Für die Gewerkschaften und die politischen Parteien, denen sie angehören, ist der Streik am morgigen Freitag ein Manöver, um ihr oppositionelles Image aufzupolieren. Sie hoffen, dadurch mehr Stimmen zu bekommen und die Wut der einfachen Mitglieder zu zerstreuen.

Was die Stalinisten angeht, so sind solche eintägige Streiks schon zum Ritual geworden. Seit Beginn der 1990er-Jahre haben sie so gut wie jedes Jahr einen solchen nationalen Proteststreik organisiert. Das gilt sogar für die Zeit zwischen 2004 und 2008, als sie faktisch der wichtigste Koalitionspartner der Kongresspartei waren, auch wenn sie formell der Regierung der United Progressive Alliance (UPA) unter Führung der Kongresspartei nicht beigetreten sind.

Schon im vergangenen Jahr fand am 2. September ein vergleichbarer landesweiter Generalstreik statt. In seinem Vorfeld hatten die CITU und die AITUC dem Gewerkschaftsverband Bharatiya Mazdoor Sangh (BMS), der der faschistischen Partei Rashtriya Swayamsevak Sangh (RSS) angehört, Avancen gemacht. Der RSS hat die regierende BJP mit besonders vielen Führungskadern versorgt und zwei Premierminister gestellt.

Die Stalinisten behaupteten damals, es sei ein wichtiger Beitrag zur "Einheit" der Arbeiterklasse, wenn die BMS den eintägigen Streik ebenfalls unterstütze, genau wie die INTUC, die der Kongresspartei nahesteht. Wie vorauszusehen war, zog die BMS ihre Unterstützung für den Streik zurück, sobald die Führer der verschiedenen Gewerkschaftsverbände Gespräche mit der Regierung aufnahmen.

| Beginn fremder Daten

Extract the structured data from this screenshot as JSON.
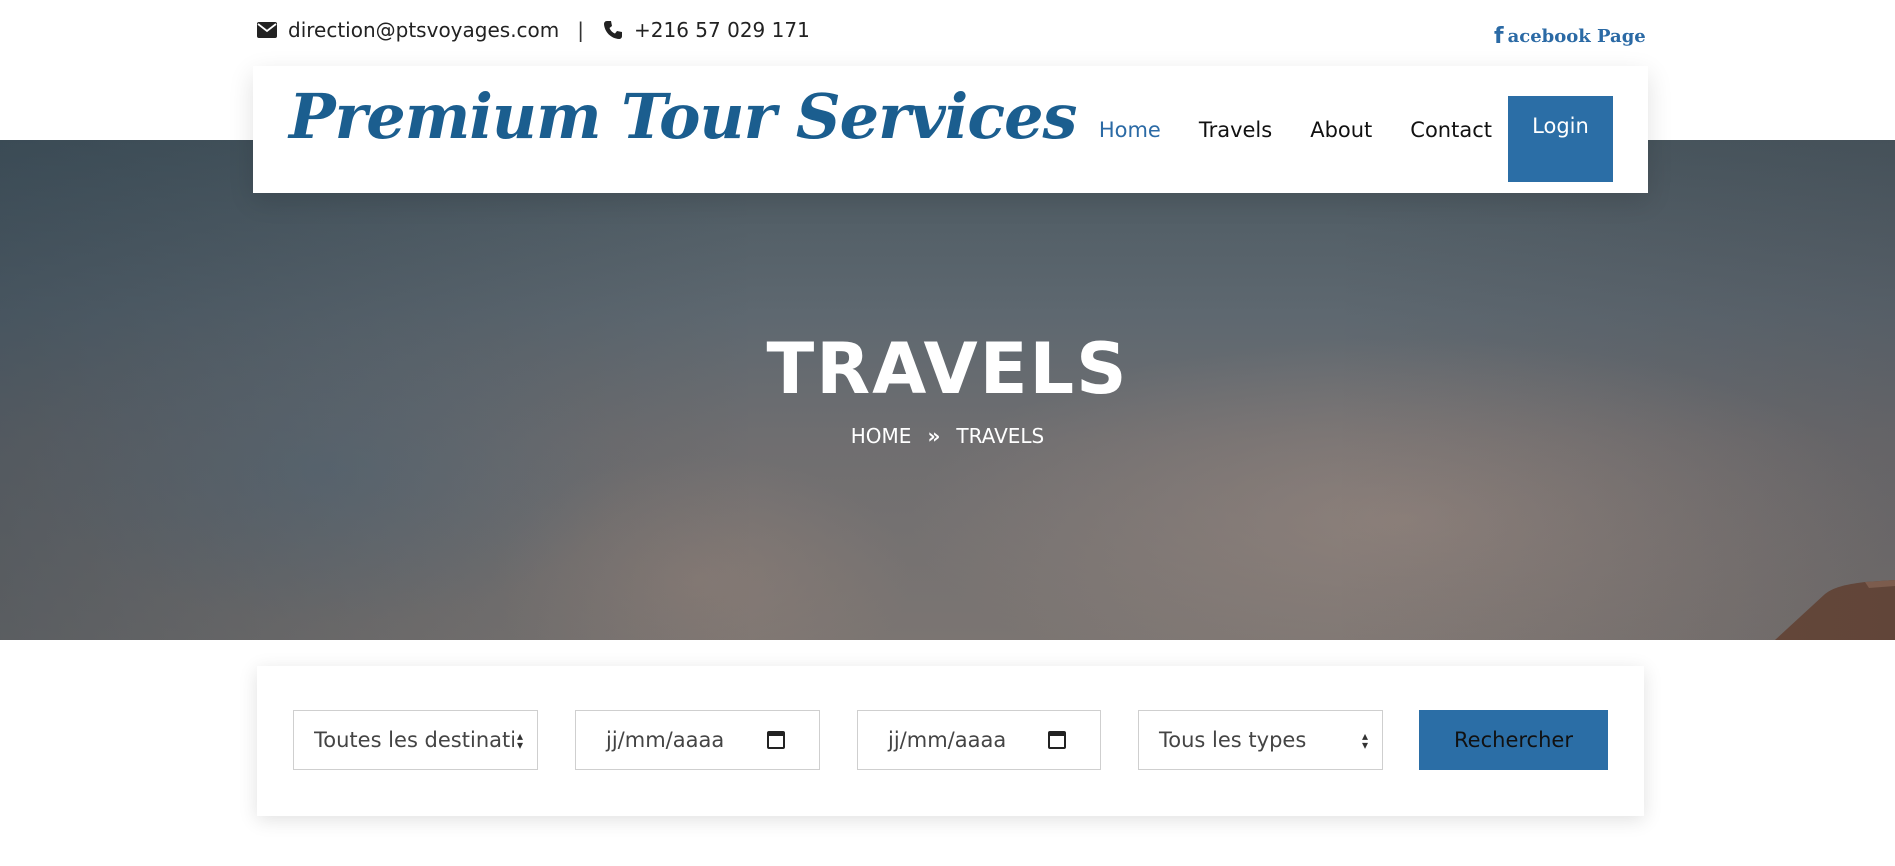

Dieses Jahr hat das Vereinigte Gewerkschaftskomitee (JTUC) seine Pläne für den eintägigen Streik am 2. September bereits Ende März bekanntgegeben. Es verband damit die Hoffnung, Verhandlungen mit der Regierung führen zu können. Die BJP-Regierung ignorierte jedoch die Bitten um Anhörung.

Am 18. August gab das JUTC eine Erklärung heraus, in der es sich beschwerte, dass die kapitalistische und arbeiterfeindliche BJP seine Forderung nach Gesprächen abgelehnt habe. Voller Empörung schrieb das Komitee: "Im ganzen vergangenen Jahr hat sich die Ministergruppe, die mit den Gewerkschaften über den Zwölfpunkte-Katalog diskutieren sollte, nicht ein einziges Mal getroffen."

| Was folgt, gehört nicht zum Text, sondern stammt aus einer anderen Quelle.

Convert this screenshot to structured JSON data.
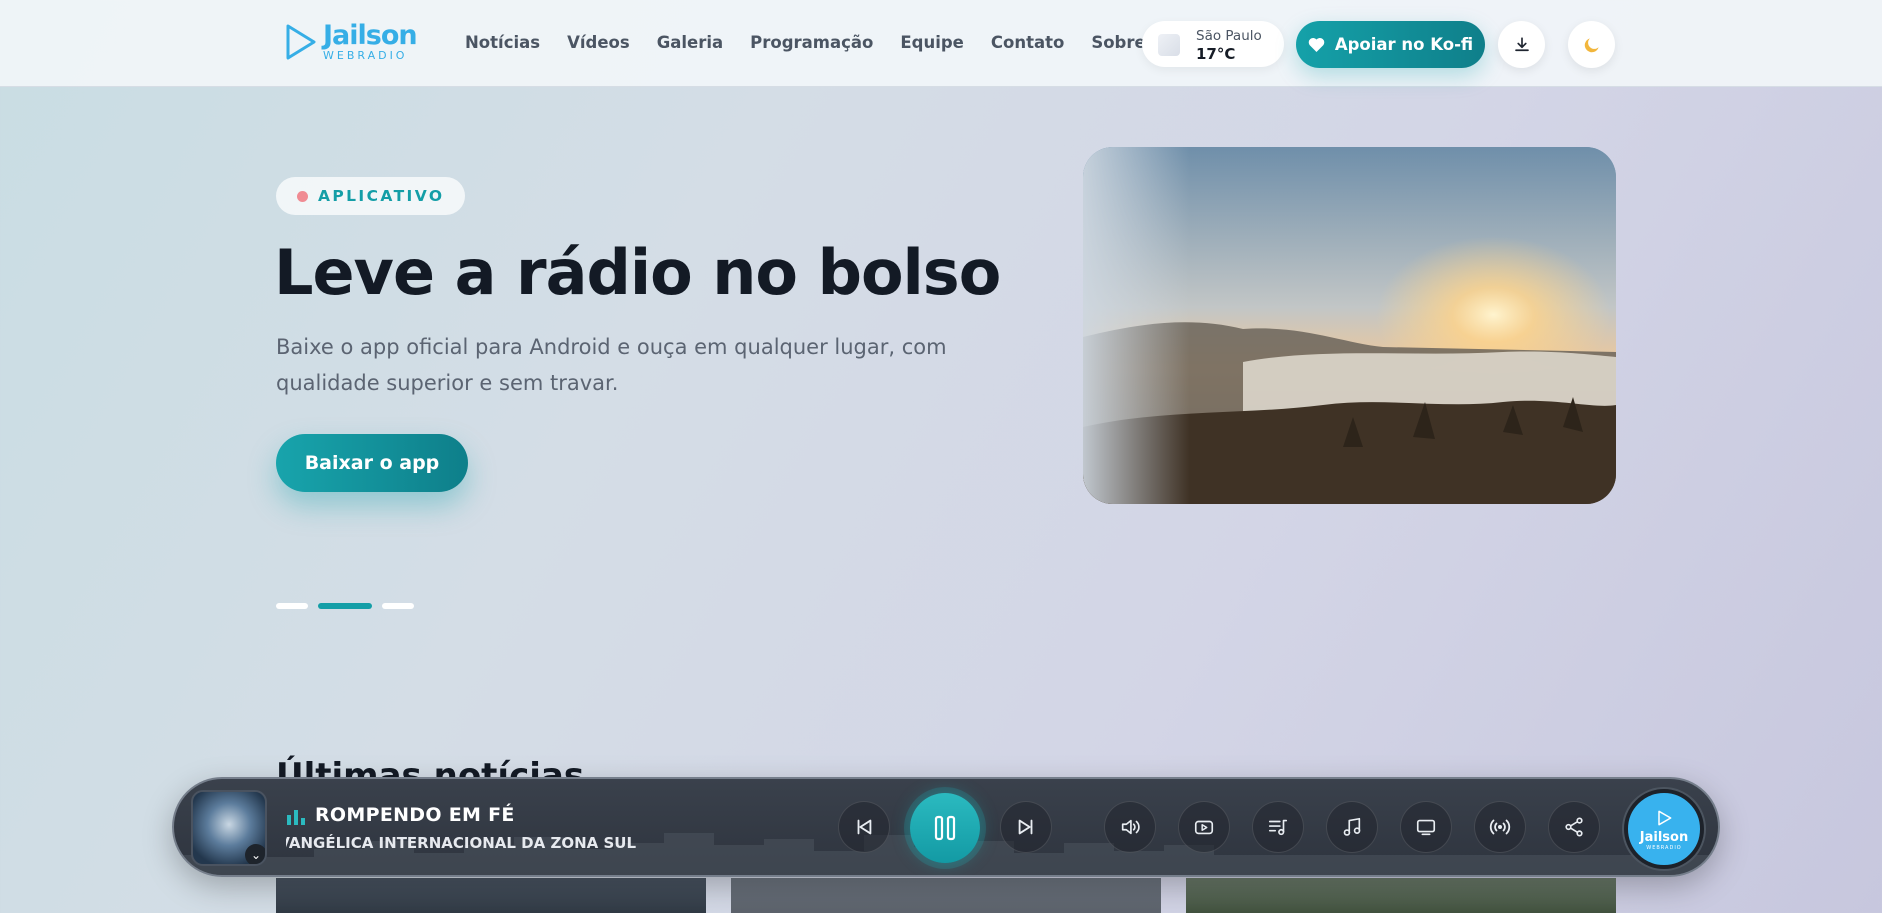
{
  "header": {
    "logo": {
      "name": "Jailson",
      "subtitle": "WEBRADIO"
    },
    "nav": [
      "Notícias",
      "Vídeos",
      "Galeria",
      "Programação",
      "Equipe",
      "Contato",
      "Sobre"
    ],
    "weather": {
      "city": "São Paulo",
      "temp": "17°C"
    },
    "kofi_label": "Apoiar no Ko-fi",
    "icons": {
      "download": "download-icon",
      "theme": "moon-icon"
    }
  },
  "hero": {
    "badge": "APLICATIVO",
    "title": "Leve a rádio no bolso",
    "subtitle": "Baixe o app oficial para Android e ouça em qualquer lugar, com qualidade superior e sem travar.",
    "cta": "Baixar o app",
    "slides": {
      "count": 3,
      "active_index": 1
    }
  },
  "news": {
    "heading": "Últimas notícias"
  },
  "player": {
    "title": "ROMPENDO EM FÉ",
    "artist": "E EVANGÉLICA INTERNACIONAL DA ZONA SUL",
    "state": "playing",
    "controls": [
      "previous-icon",
      "pause-icon",
      "next-icon",
      "volume-icon",
      "video-icon",
      "playlist-icon",
      "music-note-icon",
      "tv-icon",
      "broadcast-icon",
      "share-icon"
    ],
    "logo": {
      "name": "Jailson",
      "subtitle": "WEBRADIO"
    }
  },
  "colors": {
    "accent": "#149ea7",
    "brand_blue": "#38b2ee",
    "player_bg": "#343a44"
  }
}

Derweil betont die Regierung, sie habe sich vor wenigen Wochen mit der BMS-Führung getroffen. Anfangs dieser Woche gab sie eine Reihe angeblich "arbeitnehmerfreundlicher" Maßnahmen bekannt, die entweder kompletter Schwindel oder lächerlich sind.

Die BJP-Regierung weiß sehr genau, dass die Stalinisten ein integraler Bestandteil des politischen Establishments sind. Man kann sich auf sie verlassen, wenn es darum geht, die soziale Wut in parlamentarische Kanäle oder zahnlose Proteste zu lenken. Als Finanzminister Jaitley diese Woche zum bevorstehenden Streik befragt wurde, erklärte er: "Ich denke, unsere Gewerkschaften sind verantwortungsbewusst."

Dennoch wächst in der herrschenden Klasse das Unbehagen über die wirtschaftlichen Auswirkungen, die der Streik haben wird. Er wird große Teile der Wirtschaft betreffen, einschließlich der Kohleindustrie, der Autoindustrie, der Banken und des öffentlichen Dienstes, sowie Einrichtungen der Zentral- und der bundestaatlichen Regierungen. Überhaupt bereitet es der Regierung Sorge, dass sich in der Arbeiterklasse zunehmend eine oppositionelle Stimmung breit macht.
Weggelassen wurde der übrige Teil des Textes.